System Debugging

by Russ Kepler

A fact of life in our modern computer age is that the more parts involved in a system, the more chance of encountering a failure in one or more of the parts. Deciphering the clues during debugging can pose a real challenge. The intent of this article is to give you a methodical approach to isolating a problem, step-by-step, until the trouble spot can be located and, with any luck, fixed or replaced.

Below are the three key steps to system debugging.

Isolate the cause of the problem using a divide-and-conquer strategy.
Know what's new or has changed within your system.
Identify the problem and be able to produce it on demand.

DIVIDE-AND-CONQUER

The first item of interest in any failure is to isolate just when it first happened. Often one component takes the blame when it's really another component at fault.

As an example, BASIS does receive calls after developers upgrade their systems unsuccessfully. On going through the system changes, the developer may note that the only thing done was a complete change of the motherboard, saving only the memory from the old motherboard. As the system starts failing, BASIS may receive a call inquiring about what's wrong with BB^x. Ultimately many of these problems are caused by an overzealous BIOS tuner attempting to squeeze that last cycle of performance from the system, and simply using the default BIOS parameters will effect an immediate cure.

When a failure is noted it's usually necessary to isolate it beyond the component level. Isolating it down to a subsystem level or to a driver level is good.

KNOW WHAT'S NEW OR HAS CHANGED WITHIN YOUR SYSTEM

To effectively isolate system components, it's a wise idea to make a list. Start by putting everything back to the way it was before things started breaking down. This task can be difficult at times, but is useful in confirming the location of the failure.

Typical in these cases is a network. Network failures can be puzzling because they can appear randomly and sometimes affect workstations not causing the problem. Here the diagnostic tool best suited is wholesale replacement of machines swapping groups of machines around. If machine A has a problem at site A, try swapping it with an identical machine from another site. If the problem moves with a particular machine, start debugging it. Or, look at the network wire the machine is on, the isolated run to site A. Sometimes it's easiest to simply lay in a parallel cable to make sure that it's not the cable, or where the cable is run.

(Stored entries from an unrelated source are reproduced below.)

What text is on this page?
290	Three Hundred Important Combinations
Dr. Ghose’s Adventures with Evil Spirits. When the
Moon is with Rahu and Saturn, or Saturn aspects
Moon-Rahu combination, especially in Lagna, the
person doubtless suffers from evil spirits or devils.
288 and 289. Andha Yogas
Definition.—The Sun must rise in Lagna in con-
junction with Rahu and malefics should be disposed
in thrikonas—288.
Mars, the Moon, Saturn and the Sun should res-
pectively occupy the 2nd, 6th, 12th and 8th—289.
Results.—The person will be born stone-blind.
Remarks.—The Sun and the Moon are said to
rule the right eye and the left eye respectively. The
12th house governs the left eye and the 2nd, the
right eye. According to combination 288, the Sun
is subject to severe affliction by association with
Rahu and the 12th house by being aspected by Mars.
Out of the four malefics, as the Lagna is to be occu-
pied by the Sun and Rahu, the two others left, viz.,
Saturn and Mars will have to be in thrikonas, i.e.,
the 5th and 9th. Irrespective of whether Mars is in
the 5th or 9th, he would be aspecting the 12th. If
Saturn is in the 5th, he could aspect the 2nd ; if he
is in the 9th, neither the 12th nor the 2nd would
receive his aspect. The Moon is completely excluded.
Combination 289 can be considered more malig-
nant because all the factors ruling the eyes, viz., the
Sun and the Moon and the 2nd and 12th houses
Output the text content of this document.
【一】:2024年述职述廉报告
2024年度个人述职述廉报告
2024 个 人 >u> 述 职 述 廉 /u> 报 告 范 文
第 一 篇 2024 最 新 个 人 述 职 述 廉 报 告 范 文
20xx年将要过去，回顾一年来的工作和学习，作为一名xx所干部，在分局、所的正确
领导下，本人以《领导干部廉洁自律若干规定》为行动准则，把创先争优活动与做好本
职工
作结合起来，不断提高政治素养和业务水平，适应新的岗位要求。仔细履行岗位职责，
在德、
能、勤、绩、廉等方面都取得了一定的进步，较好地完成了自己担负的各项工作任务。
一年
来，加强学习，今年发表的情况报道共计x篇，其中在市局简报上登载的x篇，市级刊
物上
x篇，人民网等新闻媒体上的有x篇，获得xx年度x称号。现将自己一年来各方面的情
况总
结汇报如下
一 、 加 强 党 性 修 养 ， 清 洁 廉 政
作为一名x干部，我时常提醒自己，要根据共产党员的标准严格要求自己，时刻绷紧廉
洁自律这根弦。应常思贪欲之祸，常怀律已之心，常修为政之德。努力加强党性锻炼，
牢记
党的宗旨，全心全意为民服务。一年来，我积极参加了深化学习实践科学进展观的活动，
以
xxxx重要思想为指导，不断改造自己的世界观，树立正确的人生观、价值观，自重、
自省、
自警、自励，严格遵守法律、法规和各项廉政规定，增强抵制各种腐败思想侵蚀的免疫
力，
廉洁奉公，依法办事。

IDENTIFY THE PROBLEM AND PRODUCE IT ON DEMAND

Cable errors can be particularly vexing as a marginal cable or a bad connection will cause an error to come and go. It is critical that you check any assumptions you make from the available data. If you decide that a particular machine exhibits a problem, check the machine to make sure you can produce the problem on demand. If you can't, then you need to sit back and think about the problem. Perhaps there is another cause.

Sometimes cable errors are simple problems. A number of years ago I was asked to check into a problem at a customer site where the customer said they saw product descriptions change when entering orders. Only when I got there, did they mention the problem existed only in the warehouse. There was a problem. (I was able to help.)The customer had run a serial cable about 300 feet over fluorescent lights. Once the cable location was changed, everything ran smoothly. (I imagine that you'd be able to hear the AC hum on the cable had we connected a speaker.)

So, in short, to solve a particular problem:

Isolate the cause of the problem using a divide-and- conquer strategy.
Know what's new or has changed within your system.
Identify the problem and be able to produce it on demand.